Case 2. If $A = B$ than every element in $A$ is in $B$. This implies that if $A$ is bounded above or below so is $B$ and vice versa. If the sup $B$ is defined to be the least upper bound and the inf $B$ is defined to be the greatest lowest bound. Than sup $B$ = sup $A$ and inf $B$ = inf $A$.

Since $A \subseteq B$ the following equality can be written as inf $B\leq$ inf $A\leq$ sup $A \leq$ sup $B$


Solution 1:

Let's proceed by contradiction.

1) inf B $\le$ inf A

Assume, to the contrary, that inf B > inf A. Then there is some $x$ such that inf A < $x$ < inf B, but then $x \in A $ and $x \notin B$, a contradiction since $A \subseteq B$. (Also note here: If I were being super rigorous I would need to appeal to the definition of infimum to make sure that $x$ is indeed in $A$. Notice the strict inequality.) Thus, inf B $\le$ inf A

2) sup A $\le$ sup B Assume, to the contrary that sup A > sup B, then there exists some $x$ such that sup B < $x$ < sup A. However, then $x \in A$ and $x \notin B$. Again, a contradiction for the same reason as before.

3) inf A $\le$ sup A. By definition of sup and inf.

All together inf B $\le$ inf A $\le$ sup A $\le$ sup B.

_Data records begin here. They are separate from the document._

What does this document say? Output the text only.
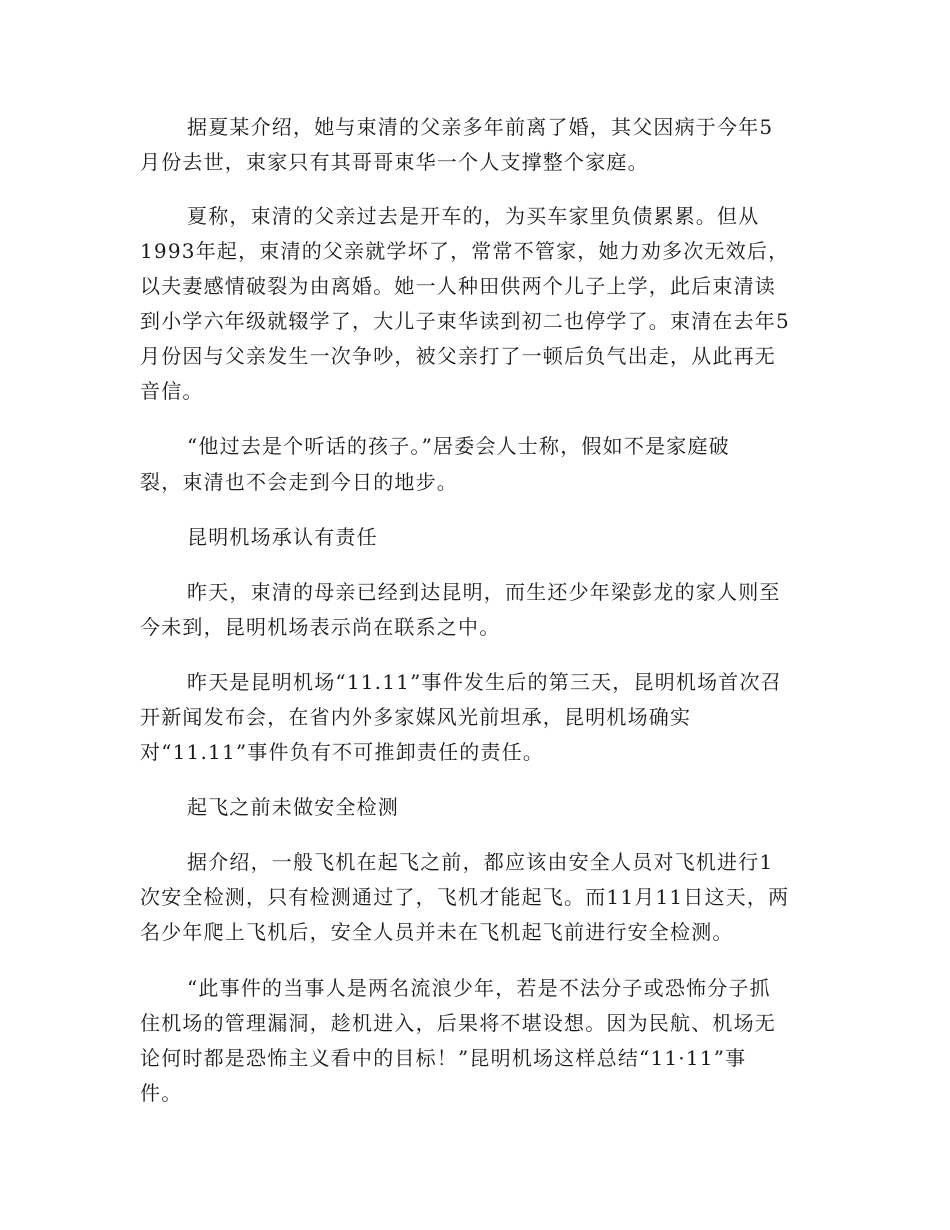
据夏某介绍，她与束清的父亲多年前离了婚，其父因病于今年5
月份去世，束家只有其哥哥束华一个人支撑整个家庭。
夏称，束清的父亲过去是开车的，为买车家里负债累累。但从
1993年起，束清的父亲就学坏了，常常不管家，她力劝多次无效后，
以夫妻感情破裂为由离婚。她一人种田供两个儿子上学，此后束清读
到小学六年级就辍学了，大儿子束华读到初二也停学了。束清在去年5
月份因与父亲发生一次争吵，被父亲打了一顿后负气出走，从此再无
音信。
“他过去是个听话的孩子。”居委会人士称，假如不是家庭破
裂，束清也不会走到今日的地步。
昆明机场承认有责任
昨天，束清的母亲已经到达昆明，而生还少年梁彭龙的家人则至
今未到，昆明机场表示尚在联系之中。
昨天是昆明机场“11.11”事件发生后的第三天，昆明机场首次召
开新闻发布会，在省内外多家媒风光前坦承，昆明机场确实
对“11.11”事件负有不可推卸责任的责任。
起飞之前未做安全检测
据介绍，一般飞机在起飞之前，都应该由安全人员对飞机进行1
次安全检测，只有检测通过了，飞机才能起飞。而11月11日这天，两
名少年爬上飞机后，安全人员并未在飞机起飞前进行安全检测。
“此事件的当事人是两名流浪少年，若是不法分子或恐怖分子抓
住机场的管理漏洞，趁机进入，后果将不堪设想。因为民航、机场无
论何时都是恐怖主义看中的目标！”昆明机场这样总结“11·11”事
件。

Maybe someone can post a comment to help a little bit, what property of the real numbers am I using when I assume existence of $x$ like I do above? Certainly it must exist since there are no gaps in the real numbers. That way I can say that given two real numbers $a,b$ with $a <b$ then there exists $x$ such that $a <x <b$. Is this the Archimedian property? something topological?